A knotty point! to which we now proceed.
But you are tired—I ’ll tell a tale—B.  Agreed.
  P.  Where London’s column, pointing at the skies,
Like a tall bully, lifts the head and lies,        340
There dwelt a citizen of sober fame,
A plain good man, and Balaam was his name.
Religious, punctual, frugal, and so forth,
His word would pass for more than he was worth;
One solid dish his week-day meal affords,        345
An added pudding solemnized the Lord’s;
Constant at Church and ’Change; his gains were sure,
His givings rare, save farthings to the poor.
  The Devil was piqued such saintship to behold,
And long’d to tempt him like good Job of old;        350
But Satan now is wiser than of yore,
And tempts by making rich, not making poor.
  Rous’d by the Prince of Air, the whirlwinds sweep
The surge, and plunge his father in the deep;
Then full against his Cornish lands they roar,        355
And two rich shipwrecks bless the lucky shore.
  Sir Balaam now, he lives like other folks,
He takes his chirping pint, and cracks his jokes.
‘Live like yourself,’ was soon my lady’s word;
And lo! two puddings smoked upon the board.        360
  Asleep and naked as an Indian lay,
An honest factor stole a gem away:
He pledg’d it to the knight; the knight had wit,
So kept the diamond, and the rogue was bit.

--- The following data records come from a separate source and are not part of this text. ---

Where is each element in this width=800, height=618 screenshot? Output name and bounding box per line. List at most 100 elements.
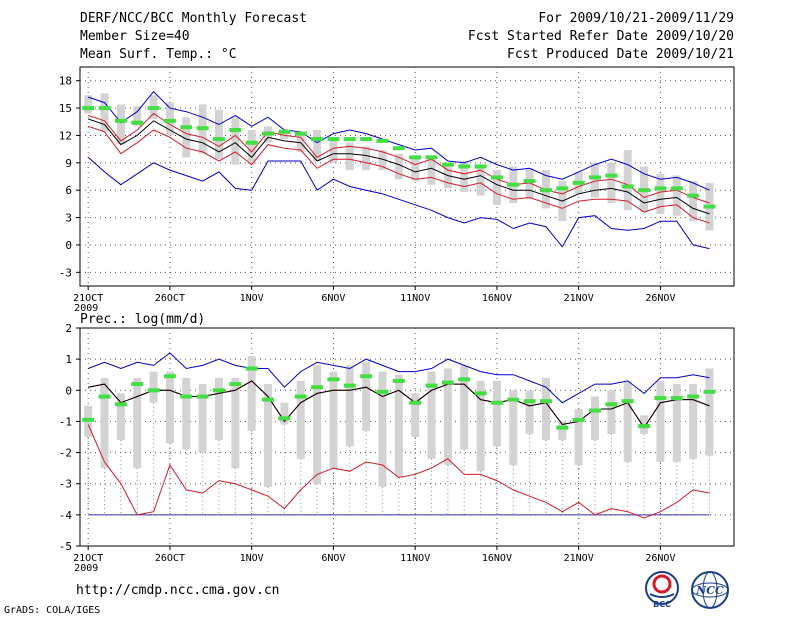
temp-ensemble-box [443,164,452,189]
temp-ensemble-box [689,181,698,222]
prec-marker [376,389,389,394]
temp-ensemble-box [313,129,322,161]
temp-xtick-label: 26NOV [645,293,675,304]
prec-marker [180,394,193,399]
prec-marker [703,389,716,394]
prec-marker [589,408,602,413]
temp-ensemble-box [345,142,354,171]
temp-marker [621,184,634,189]
temp-ensemble-box [460,160,469,193]
prec-ensemble-box [231,377,240,469]
prec-ensemble-box [296,380,305,459]
temp-marker [343,137,356,142]
prec-ytick-label: -1 [59,415,72,428]
prec-ensemble-box [394,374,403,478]
prec-ensemble-box [329,371,338,469]
temp-marker [196,126,209,131]
prec-ensemble-box [623,380,632,462]
temp-ytick-label: 9 [65,157,72,170]
temp-ytick-label: 6 [65,184,72,197]
prec-ensemble-box [313,365,322,484]
prec-ensemble-box [476,380,485,472]
prec-marker [458,377,471,382]
prec-series-q25 [87,424,710,519]
prec-ytick-label: -5 [59,540,72,553]
temp-marker [114,118,127,123]
temp-marker [245,140,258,145]
temp-marker [409,155,422,160]
temp-marker [507,182,520,187]
prec-panel: -5 -4 -3 -2 -1 0 1 2 21OCT 26OCT 1NOV 6NOV 11NOV 16NO… [59,312,735,574]
temp-ensemble-box [214,109,223,160]
prec-ensemble-box [182,377,191,450]
prec-marker [474,391,487,396]
temp-marker [589,175,602,180]
prec-marker [572,417,585,422]
temp-ytick-label: 0 [65,239,72,252]
prec-ensemble-box [378,371,387,487]
temp-marker [98,106,111,111]
temp-marker [425,155,438,160]
temp-marker [278,129,291,134]
source-url[interactable]: http://cmdp.ncc.cma.gov.cn [76,583,280,598]
temp-ensemble-box [133,106,142,127]
forecast-period: For 2009/10/21-2009/11/29 [538,11,734,26]
variable-label: Mean Surf. Temp.: °C [80,47,237,62]
temp-series-mean [88,118,710,215]
prec-ensemble-box [362,362,371,431]
temp-marker [703,204,716,209]
prec-ensemble-box [689,384,698,459]
prec-marker [196,394,209,399]
prec-marker [556,425,569,430]
prec-marker [507,397,520,402]
prec-marker [245,366,258,371]
prec-ensemble-box [149,371,158,403]
prec-marker [98,394,111,399]
prec-ensemble-box [558,421,567,441]
temp-marker [376,138,389,143]
forecast-produced-date: Fcst Produced Date 2009/10/21 [507,47,734,62]
temp-ensemble-box [623,150,632,211]
temp-xtick-label: 21OCT [73,293,103,304]
temp-xtick-label: 21NOV [564,293,594,304]
prec-marker [327,377,340,382]
prec-ytick-label: 2 [65,322,72,335]
prec-ylabel: Prec.: log(mm/d) [80,312,205,327]
prec-year-label: 2009 [74,563,98,574]
temp-ensemble-box [247,129,256,165]
temp-ensemble-box [476,168,485,196]
prec-ensemble-box [264,384,273,487]
prec-marker [605,402,618,407]
prec-marker [490,400,503,405]
temp-ytick-label: 18 [59,75,72,88]
prec-marker [392,378,405,383]
prec-ensemble-box [247,356,256,431]
temp-ensemble-box [100,93,109,132]
temp-marker [556,186,569,191]
temp-marker [539,188,552,193]
prec-xtick-label: 1NOV [240,553,264,564]
temp-ensemble-box [427,159,436,185]
temp-marker [180,125,193,130]
ncc-logo: NCC [691,571,729,609]
temp-ensemble-box [525,168,534,200]
temp-marker [163,118,176,123]
prec-xtick-label: 16NOV [482,553,512,564]
prec-marker [147,388,160,393]
prec-marker [539,399,552,404]
prec-marker [163,374,176,379]
prec-marker [262,397,275,402]
temp-ensemble-box [492,170,501,205]
temp-series-min [87,156,710,250]
temp-ensemble-box [362,146,371,171]
temp-ytick-label: 3 [65,212,72,225]
prec-marker [311,385,324,390]
prec-ensemble-box [525,390,534,434]
prec-marker [409,400,422,405]
prec-ensemble-box [509,390,518,466]
prec-xtick-label: 11NOV [400,553,430,564]
temp-marker [262,131,275,136]
temp-ensemble-box [116,104,125,145]
temp-ensemble-box [607,162,616,203]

Some scruple rose, but thus he eas’d his thought:        365
‘I ’ll now give sixpence where I gave a groat;
Where once I went to church I ’ll now go twice—
And am so clear too of all other vice.’
  The tempter saw his time; the work he plied;
Stocks and subscriptions pour on ev’ry side,        370
Till all the demon makes his full descent
In one abundant shower of cent per cent,
Sinks deep within him, and possesses whole,
Then dubs Director, and secures his soul.
  Behold Sir Balaam, now a man of Spirit,        375
Ascribes his gettings to his parts and merit;
What late he call’d a blessing now was wit,
And God’s good providence a lucky hit.
Things change their titles as our manners turn,
His counting-house employ’d the Sunday morn:        380
Seldom at church (’t was such a busy life),
But duly sent his family and wife.
There (so the Devil ordain’d) one Christmas-tide
My good old lady catch’d a cold and died.

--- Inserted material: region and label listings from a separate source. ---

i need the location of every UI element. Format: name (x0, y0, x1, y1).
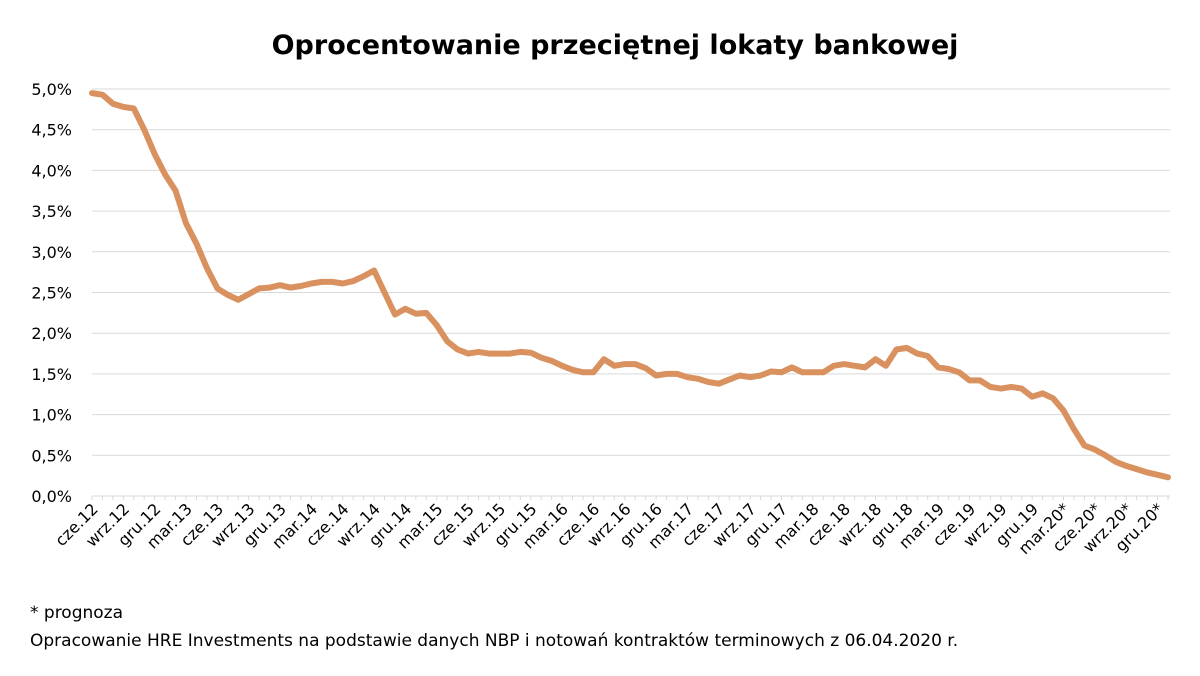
chart-title: Oprocentowanie przeciętnej lokaty bankow… (271, 30, 959, 61)
y-tick-label: 1,5% (31, 365, 72, 384)
line-chart: 0,0% 0,5% 1,0% 1,5% 2,0% 2,5% 3,0% 3,5% 4,0% 4,5%… (31, 80, 1171, 558)
y-tick-label: 4,0% (31, 161, 72, 180)
y-tick-label: 0,0% (31, 487, 72, 506)
series (89, 90, 1171, 481)
y-tick-label: 2,5% (31, 284, 72, 303)
forecast-footnote: * prognoza (30, 603, 124, 623)
y-tick-label: 0,5% (31, 446, 72, 465)
gridlines (92, 88, 1170, 456)
y-axis-ticks: 0,0% 0,5% 1,0% 1,5% 2,0% 2,5% 3,0% 3,5% 4,0% 4,5%… (31, 80, 72, 506)
y-tick-label: 2,0% (31, 324, 72, 343)
y-tick-label: 3,0% (31, 243, 72, 262)
x-axis-ticks: cze.12wrz.12gru.12mar.13cze.13wrz.13gru.… (51, 499, 1167, 558)
source-note: Opracowanie HRE Investments na podstawie… (30, 631, 959, 651)
y-tick-label: 4,5% (31, 121, 72, 140)
x-axis (91, 495, 1170, 500)
series-line (89, 90, 1171, 481)
y-tick-label: 3,5% (31, 202, 72, 221)
y-tick-label: 1,0% (31, 406, 72, 425)
y-tick-label: 5,0% (31, 80, 72, 99)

  A nymph of quality admires our knight;        385
He marries, bows at court, and grows polite;
Leaves the dull cits, and joins (to please the fair)
The well-bred cuckolds in St. James’s air:
First for his son a gay commission buys,
Who drinks, whores, fights, and in a duel dies;        390
His daughter flaunts a viscount’s tawdry wife;
She bears a coronet and p—x for life.
In Britain’s senate he a seat obtains,
And one more pensioner St. Stephen gains.
My lady falls to play; so bad her chance,        395
He must repair it; takes a bribe from France:
The house impeach him; Coningsby harangues;
The court forsake him, and Sir Balaam hangs.
Wife, son, and daughter, Satan! are thy own,
His wealth, yet dearer, forfeit to the crown:        400
The Devil and the King divide the prize,
And sad Sir Balaam curses God and dies.